Jakarta, Beritasatu.com – Baru-baru ini, sebuah video yang memperlihatkan gumpalan putih mirip awan “jatuh” ke permukaan tanah di Kabupaten Murung Raya, Kalimantan Tengah, menghebohkan jagat media sosial. Banyak yang bertanya-tanya, apakah benar awan bisa turun ke tanah? Namun, Badan Meteorologi Klimatologi dan Geofisika (BMKG) memberikan penjelasan ilmiah yang menarik di balik fenomena ini.
Menurut BMKG, benda putih dalam video tersebut bukanlah awan alami.

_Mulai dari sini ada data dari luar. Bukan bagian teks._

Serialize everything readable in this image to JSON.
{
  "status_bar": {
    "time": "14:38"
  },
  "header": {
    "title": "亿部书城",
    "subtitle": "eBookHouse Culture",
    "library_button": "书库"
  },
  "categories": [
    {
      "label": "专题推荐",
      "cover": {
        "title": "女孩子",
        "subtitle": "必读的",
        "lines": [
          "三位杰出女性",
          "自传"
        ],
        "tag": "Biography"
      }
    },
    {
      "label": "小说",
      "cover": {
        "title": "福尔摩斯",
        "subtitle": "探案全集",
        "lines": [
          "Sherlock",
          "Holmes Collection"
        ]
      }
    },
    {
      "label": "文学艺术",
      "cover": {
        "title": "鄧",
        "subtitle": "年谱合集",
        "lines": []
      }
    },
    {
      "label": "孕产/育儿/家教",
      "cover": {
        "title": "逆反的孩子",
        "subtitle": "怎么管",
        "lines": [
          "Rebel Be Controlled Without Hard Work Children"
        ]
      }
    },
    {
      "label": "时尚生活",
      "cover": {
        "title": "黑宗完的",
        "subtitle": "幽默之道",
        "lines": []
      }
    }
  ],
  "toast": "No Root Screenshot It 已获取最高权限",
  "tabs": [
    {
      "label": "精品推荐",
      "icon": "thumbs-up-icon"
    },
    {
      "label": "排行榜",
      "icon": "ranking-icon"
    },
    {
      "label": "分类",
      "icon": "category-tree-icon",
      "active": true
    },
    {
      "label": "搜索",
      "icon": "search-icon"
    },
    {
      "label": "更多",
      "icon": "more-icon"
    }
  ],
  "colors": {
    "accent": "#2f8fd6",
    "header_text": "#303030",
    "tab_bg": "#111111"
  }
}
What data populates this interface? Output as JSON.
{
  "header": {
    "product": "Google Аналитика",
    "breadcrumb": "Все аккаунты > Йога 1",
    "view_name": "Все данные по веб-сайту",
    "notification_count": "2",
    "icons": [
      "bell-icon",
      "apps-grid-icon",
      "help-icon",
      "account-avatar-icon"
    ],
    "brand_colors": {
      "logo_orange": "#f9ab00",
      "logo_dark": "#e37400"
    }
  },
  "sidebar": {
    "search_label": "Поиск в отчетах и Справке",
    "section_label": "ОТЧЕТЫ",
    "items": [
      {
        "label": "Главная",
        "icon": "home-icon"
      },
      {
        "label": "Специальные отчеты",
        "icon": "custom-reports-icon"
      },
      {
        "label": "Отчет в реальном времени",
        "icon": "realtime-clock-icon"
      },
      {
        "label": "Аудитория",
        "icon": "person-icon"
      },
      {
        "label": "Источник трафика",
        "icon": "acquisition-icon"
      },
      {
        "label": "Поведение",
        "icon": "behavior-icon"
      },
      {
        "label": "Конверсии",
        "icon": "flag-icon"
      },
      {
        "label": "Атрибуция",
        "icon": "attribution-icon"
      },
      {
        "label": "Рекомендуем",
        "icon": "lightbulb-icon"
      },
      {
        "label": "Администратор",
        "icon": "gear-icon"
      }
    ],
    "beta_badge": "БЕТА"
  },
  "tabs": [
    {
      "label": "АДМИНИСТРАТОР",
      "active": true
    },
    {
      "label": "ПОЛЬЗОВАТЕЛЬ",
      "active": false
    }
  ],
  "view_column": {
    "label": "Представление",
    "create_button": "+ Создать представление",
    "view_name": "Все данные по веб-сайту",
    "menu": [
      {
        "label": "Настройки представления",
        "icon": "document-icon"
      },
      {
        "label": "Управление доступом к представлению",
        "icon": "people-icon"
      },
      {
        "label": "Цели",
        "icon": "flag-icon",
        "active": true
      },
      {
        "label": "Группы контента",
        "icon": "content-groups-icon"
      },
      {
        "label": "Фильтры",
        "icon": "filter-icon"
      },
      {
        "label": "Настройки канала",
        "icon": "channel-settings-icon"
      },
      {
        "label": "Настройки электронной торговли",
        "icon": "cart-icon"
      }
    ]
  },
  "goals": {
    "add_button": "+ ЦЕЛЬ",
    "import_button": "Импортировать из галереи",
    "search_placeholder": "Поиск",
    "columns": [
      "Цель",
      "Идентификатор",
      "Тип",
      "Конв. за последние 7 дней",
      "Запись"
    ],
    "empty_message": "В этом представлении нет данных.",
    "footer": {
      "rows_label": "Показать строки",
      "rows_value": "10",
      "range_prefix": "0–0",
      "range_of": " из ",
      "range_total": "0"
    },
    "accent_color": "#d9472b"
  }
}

Fenomena tersebut kemungkinan besar adalah gumpalan uap air atau gas yang terbentuk akibat aktivitas manusia, khususnya di area pertambangan.
Direktur Meteorologi Publik BMKG, Andri Ramdhani menjelaskan bahwa apa yang terlihat seperti “awan jatuh” sebenarnya adalah hasil dari proses kondensasi.
Fenomena ini diyakini terjadi karena pelepasan gas bertekanan tinggi dari aktivitas tambang. Dalam kondisi tertentu, seperti suhu yang rendah dan kelembapan tinggi, gas ini mengalami kondensasi dan membentuk gumpalan uap yang menyerupai awan. Gumpalan tersebut lebih padat dibandingkan awan biasa, sehingga bergerak ke area yang lebih rendah, memberikan kesan “jatuh.”
“Kondensasi ini adalah efek visual. Gas yang dilepaskan dari tambang dapat mendingin dan berubah menjadi uap padat yang terlihat seperti awan. Namun, ini sama sekali bukan awan alami,” ungkap Andri dikutip dari Antara, Sabtu (16/11/2024).
Secara ilmiah, awan terbentuk dari partikel kecil berupa tetesan air atau kristal es yang sangat ringan. Partikel ini melayang di atmosfer karena terbawa arus udara. Jika awan mencapai tanah, biasanya dalam bentuk hujan, bukan sebagai gumpalan padat.
“Awan alami tidak mungkin jatuh ke tanah karena densitasnya sangat rendah,” tambah Andri.
BMKG menegaskan bahwa fenomena ini tidak berbahaya. Gumpalan uap atau gas tersebut bersifat sementara dan tidak menunjukkan adanya gangguan alam yang serius. Meski demikian, masyarakat tetap diminta waspada terhadap potensi bahaya dari aktivitas tambang itu sendiri.